The motto of Leit & Held is “honest products with a timeless design”. Their leather bags are characterized by a refined essentiality that aims to maximize the material in which they are made: vegetable tanned leather with tannins.

The young brand has already acquired a large fanbase; in Germany and Switzerland it is already a “must have”. Nina Conrad, Sustainability Manager, tells us how the project was born.

“My partners, Pia Held and Dana Mikoleit, started working together in 2015 making leather bags. They wanted to stand out for the quality of the leather and the traceability of the supply chain, choosing hides from selected farms, attentive to the well-being of the animals throughout all their life cycle. At that time I was in Berlin for my last project, for which I had manufactured leather products from a traceable supply chain from Switzerland/Italy. When I met them, I was immediately motivated to build up a new supply chain in Germany together with them. So we joined forces.”

The difficulties were not lacking: “We even went to Portugal to find the right suppliers. We collided directly with a poorly transparent system. Yet it shouldn’t be complicated: in the food supply chain, the traceability of meat already exists, so the traceability of leather should exist accordingly! In the end we managed to find a small slaughterhouse in Germany that deals with small numbers and pays particular attention and respect to animals.”

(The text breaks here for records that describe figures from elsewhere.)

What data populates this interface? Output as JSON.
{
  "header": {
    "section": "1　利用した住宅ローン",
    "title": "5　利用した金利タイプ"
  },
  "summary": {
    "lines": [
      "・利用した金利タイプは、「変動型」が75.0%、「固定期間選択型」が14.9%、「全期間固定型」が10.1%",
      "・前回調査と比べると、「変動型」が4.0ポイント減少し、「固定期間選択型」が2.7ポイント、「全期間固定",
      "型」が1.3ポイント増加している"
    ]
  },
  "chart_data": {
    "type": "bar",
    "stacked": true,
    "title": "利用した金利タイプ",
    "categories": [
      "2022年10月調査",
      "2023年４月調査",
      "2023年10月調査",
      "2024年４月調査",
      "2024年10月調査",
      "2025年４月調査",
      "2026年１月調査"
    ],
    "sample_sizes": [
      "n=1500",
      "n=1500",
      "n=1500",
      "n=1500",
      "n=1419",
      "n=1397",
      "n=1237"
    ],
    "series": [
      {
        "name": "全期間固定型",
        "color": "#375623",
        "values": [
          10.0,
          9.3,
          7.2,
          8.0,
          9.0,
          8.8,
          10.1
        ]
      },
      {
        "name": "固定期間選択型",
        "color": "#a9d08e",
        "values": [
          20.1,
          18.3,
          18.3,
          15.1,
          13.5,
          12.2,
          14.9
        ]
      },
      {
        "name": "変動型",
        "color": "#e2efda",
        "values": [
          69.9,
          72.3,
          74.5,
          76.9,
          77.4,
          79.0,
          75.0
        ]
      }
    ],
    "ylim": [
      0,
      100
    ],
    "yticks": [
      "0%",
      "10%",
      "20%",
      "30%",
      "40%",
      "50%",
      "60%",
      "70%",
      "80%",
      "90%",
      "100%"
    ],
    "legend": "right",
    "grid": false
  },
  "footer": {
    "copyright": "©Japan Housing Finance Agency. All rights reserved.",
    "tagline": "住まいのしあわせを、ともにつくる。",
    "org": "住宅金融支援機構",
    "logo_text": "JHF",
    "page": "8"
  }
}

The issue of animal welfare is very delicate and debated; it is also the main reason for the criticisms of the leather industry coming from several animal rights associations. And here comes a small surprise: Nina confesses to be vegetarian. Isn’t it a contradiction?

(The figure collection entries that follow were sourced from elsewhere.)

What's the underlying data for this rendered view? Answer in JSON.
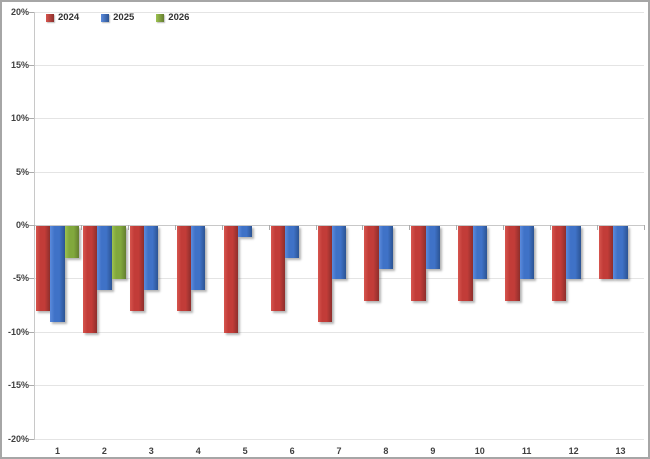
{
  "chart_data": {
    "type": "bar",
    "title": "",
    "xlabel": "",
    "ylabel": "",
    "categories": [
      "1",
      "2",
      "3",
      "4",
      "5",
      "6",
      "7",
      "8",
      "9",
      "10",
      "11",
      "12",
      "13"
    ],
    "series": [
      {
        "name": "2024",
        "color": "#c23c38",
        "color_light": "#d6554e",
        "color_dark": "#8e2f2c",
        "values": [
          -8,
          -10,
          -8,
          -8,
          -10,
          -8,
          -9,
          -7,
          -7,
          -7,
          -7,
          -7,
          -5
        ]
      },
      {
        "name": "2025",
        "color": "#3f72c7",
        "color_light": "#5c8bdc",
        "color_dark": "#2c5493",
        "values": [
          -9,
          -6,
          -6,
          -6,
          -1,
          -3,
          -5,
          -4,
          -4,
          -5,
          -5,
          -5,
          -5
        ]
      },
      {
        "name": "2026",
        "color": "#81a83d",
        "color_light": "#9dc250",
        "color_dark": "#647e2f",
        "values": [
          -3,
          -5,
          null,
          null,
          null,
          null,
          null,
          null,
          null,
          null,
          null,
          null,
          null
        ]
      }
    ],
    "ylim": [
      -20,
      20
    ],
    "y_ticks": [
      20,
      15,
      10,
      5,
      0,
      -5,
      -10,
      -15,
      -20
    ],
    "y_tick_labels": [
      "20%",
      "15%",
      "10%",
      "5%",
      "0%",
      "-5%",
      "-10%",
      "-15%",
      "-20%"
    ],
    "grid": true,
    "legend_position": "top-left",
    "colors": {
      "gridline": "#e4e4e4",
      "axis": "#c8c8c8",
      "tick": "#ababab",
      "label": "#404040",
      "border": "#a6a6a6",
      "background": "#ffffff"
    }
  }
}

“Not at all – she explains – I eat cheese and other dairy products and this entails the need for farms. A great amount of animals that arrive at the slaughterhouses come from the dairy industry, i.e. older cows that no longer give milk and their male offspring for which there is no use in the dairy industry. Farms and slaughterhouses exist as a fact: We eat meat and dairy products. Using animal hides, which are a by-product, means being aware of this reality and making the most of a precious material that would otherwise become waste.”

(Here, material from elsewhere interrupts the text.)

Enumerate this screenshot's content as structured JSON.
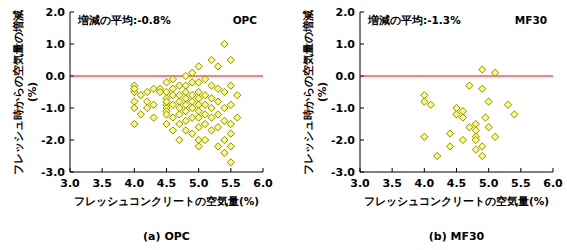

Nina continues: “I love leather: it is resistant, versatile, sustainable and capable of defying time. Some brands treat leather with petroleum-based products to avoid wrinkles, but we don’t! It is a natural product and we want to emphasize its uniqueness.”

Nina Conrad

The choice of vegetable tanning therefore becomes a logical consequence of the brand philosophy. Nina says: “Since the entire process takes place in Germany, we were looking for a tannery that works with exclusively vegetable tanning extracts. We soon found what we were looking for and are very happy to work with the tannery Renz in southern Germany. And that’s how we discovered tannin: it was fascinating to learn where it comes from and the many benefits it brings, not only in vegetable tanning. A pity that people don’t know anything about it! Unfortunately consumers know very little about the products they buy, and there is a lot of confusion around: many do not even know that the raw material comes from animals intended for human consumption and not killed solely for their skin.”

We need to find a new way of communicating. But that’s not enough: “We must evolve towards a new, more local way of producing, capable of making objects that last, instead of cheap accessories that you buy and throw away. Leather is a precious material and should be treated as such. Now, after the pandemic, we will necessarily have to switch to a new way of approaching consumption and defining trends. Rediscover production on a local basis and, above all, say goodbye to unnecessary seasonal fashions!”

The public proves them right: “Consumers value quality: we have excellent feedback. Many customers understand the value of leather, how it ages acquiring unique characteristics over time; many of them search online for secondhand objects precisely because of the “patina” that covers them.”

What about the so-called “vegan alternative”?

“But it’s based on synthetic materials derived from oil! I’ll tell you this anecdote: a company I work with has decided to launch a “vegan” sneaker into the market. All “plant based” material (or “oil based?”). Well, inside the shoe they had to insert a vegetable tanned leather insole. The reason? The material of the shoe was not sufficiently breathable and consequently a leather insert with tannin was needed to counteract bad smells!” (A topic we know well …)

If it is not greenwashing, we are close to it. Better the authenticity of leather. Simple, essential, and above all honest.